Revista Rua

2019-05-24T14:51:34+00:00 Descobrir, Radar, Viagens

Em Lisboa, há jardins encantados para descobrir neste fim de semana

Jardins Abertos, o festival das plantas e jardins encantados em Lisboa para ver nos dias 25 e 26 maio.
Fotografia ©Aline Macedo
Cláudia Paiva Silva
Cláudia Paiva Silva24 Maio, 2019
Em Lisboa, há jardins encantados para descobrir neste fim de semana
Jardins Abertos, o festival das plantas e jardins encantados em Lisboa para ver nos dias 25 e 26 maio.
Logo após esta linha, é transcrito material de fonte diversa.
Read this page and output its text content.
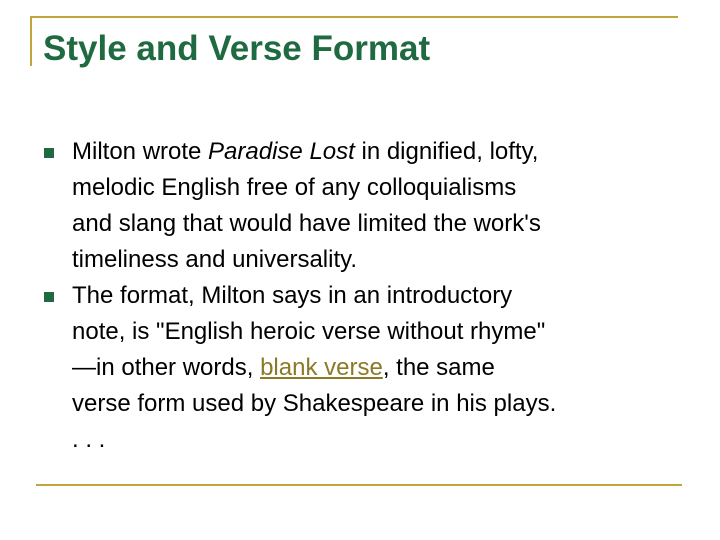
Style and Verse Format
Milton wrote Paradise Lost in dignified, lofty,
melodic English free of any colloquialisms
and slang that would have limited the work's
timeliness and universality.
The format, Milton says in an introductory
note, is "English heroic verse without rhyme"
—in other words, blank verse, the same
verse form used by Shakespeare in his plays.
. . .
É já no próximo fim de semana que se irá realizar, na sua 3ª edição, a iniciativa transformada em festival ecológico e urbanístico chamado “Jardins Abertos”, em vários parques, jardins de palácios e palacetes da cidade de Lisboa, até porque ainda são alguns os exemplares históricos que resistem à batalha contra o tempo e evolução do espaço citadino, acabando por se integrar entre prédios modernos, localizados na sua maioria nas azinhagas que limitavam noutros tempos a capital, entre São Domingos de Benfica e o Lumiar, Marvila e o Beato.

Fotografia ©D.R.

Contudo, a ideia de permitir a entrada de pessoas a estes locais de casas nobres e edifícios privados partiu de Tomás Tojo. O jovem de 28 anos cresceu rodeado de flores e plantas que a mãe mantinha no jardim familiar. Conheceu-lhes assim os nomes, manhas, tratamentos, podas, cultivos e face a tal aprendizagem decidiu-se por juntar plantas e pessoas, flora e fauna, criando um projeto de economia local, social e sustentável. Após passagens por Londres (com uma licenciatura e mestrado em Arte e Cinema) e um curso profissional no Chapitô, o caminho mais óbvio passa por aqui, mostrando o que está geralmente guardado e protegido, e durante dois dias, com a ajuda de vários voluntários – número cada vez maior a cada ano que passa -, ajudar à sua descoberta e divulgação.

Parte da programação apresentada agora passa pelos jardins do incrível Grémio Literário, jardins do Palácio Fronteira, Palácio de Belém, Parque Botânico de Monteiro-Mor e também por um maravilhoso jardim privado, localizado no topo de um edifício de habitação, evocando os rooftops norte-americanos das grandes cidades, sendo também uma forma de manter espaços verdejantes numa cidade que foi sendo construída, aos poucos, roubando-se o espaço rural que pouco agora resta.

Outros dos espaços curiosos encontram-se por exemplo no Telhado Verde da Fábrica de Água de Alcântara, onde a construção dos jardins permitiu reduzir o impacto paisagístico que o edifício da ETAR trouxe à zona, auxiliando também na absorção de raios solares, no Jardim de Exóticas Tropicais – Coleção Privada, começado em 2016, ainda antes do início da reconstrução de uma ruína junto à capela da Nossa Senhora do Monte, no Jardim e Biblioteca Botânica Privada, onde para além das obras publicadas sobre o tema, especializando-se em espécies tropicais cultiváveis em Portugal, é um lugar mágico, com a sua varanda/jardim em pleno contraste verde e lindíssimo, em relação às prateleiras repletas de livros.

Fotografia ©Aline Macedo

Além das visitas, que podem ser guiadas (ver toda a programação no site), o festival conta também com oficinas pedagógicas, vídeo-instalações, debates, exibições de cinema e exposições (estas últimas a ocorrerem na Estufa Fria), com a Mostra de Design Sustentável, pela Escola das Caldas, e a Mostra de Orquídeas pelo Clube dos Orquidófilos de Portugal.

Uma excelente forma de dar mais um olá à Primavera, entre flores e histórias dentro da História.